In response to all of this adversity, there are many stories to be told about Puerto Rican resilience, and their use of “auto-gestión” or self-efforting. For instance, caravans of citizens made their way south to deliver supplies for those forced into homelessness by the recent seismic activity — which by the way, is still creating aftershocks.
Still, during this election year, there is much to be gained from direct engagement in local politics on the island, as well as national politics in the U.S.
With both the pro-statehood and pro-Commonwealth parties staggering from their ineffectual efforts and roles in both creating the debt crisis and responding to the natural disasters of Hurricane María and last month’s earthquakes, new political parties like Victoria Ciudadana (Citizens Victory) are fielding a slate of candidates. Yet, while these substantial local strides are encouraging, Puerto Rico needs more.
A recent trip to Puerto Rico by a group of House lawmakers, including Steny Hoyer, Nydia Velásquez, Carolyn Maloney, and Alexandria Ocasio-Cortez, intended to draw attention to the Trump administration’s neglect. But that should be the beginning of a serious Democratic commitment to the plight of the island colony. With Democrats presenting themselves as an alternative to the many ways Trumpism has waged a campaign of discriminatory policies against Latinos, African Americans, women and LGBTQ+ people, a progressive change in policy toward Puerto Rico must become a prominent part of the party platform.
I’ve always had great faith and belief in the stubborn self-reliance of the people of Puerto Rico and their ability to make change despite the failings of local and federal government.
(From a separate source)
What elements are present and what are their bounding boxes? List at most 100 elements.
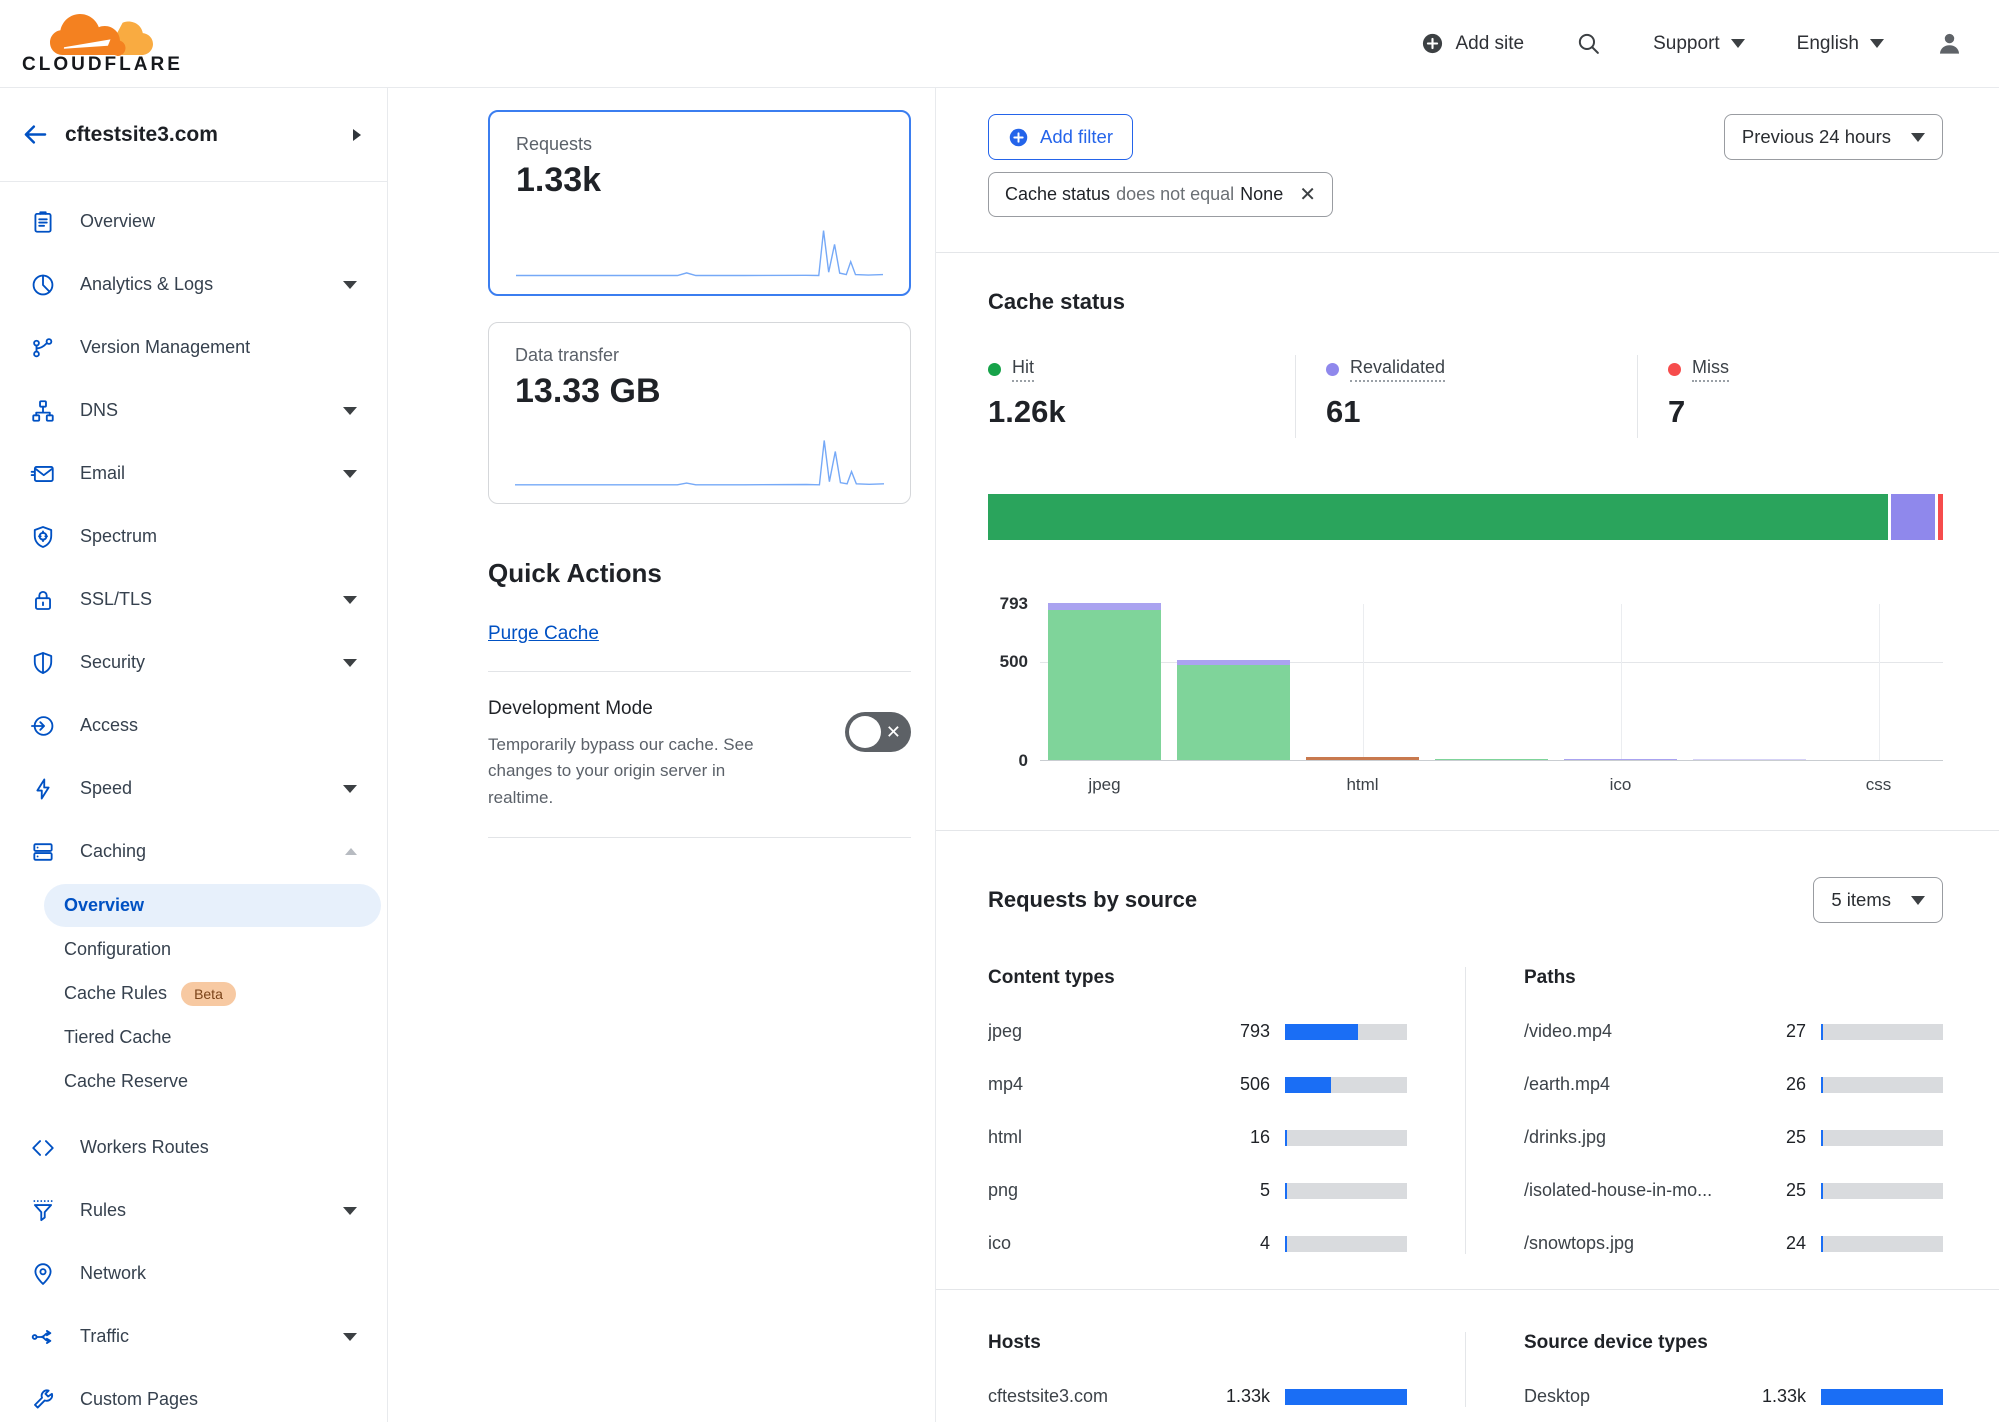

But the island is in such desperate conditions — from infrastructure to health care to education to structural poverty — that it needs action from Washington to address much of the damage the government has helped to create. Puerto Rico needs debt relief and a real chance for economic recovery and growth. That entails a major reassessment of its colonial status and the responsibility of the U.S. in helping Puerto Rico get to where it wants to go.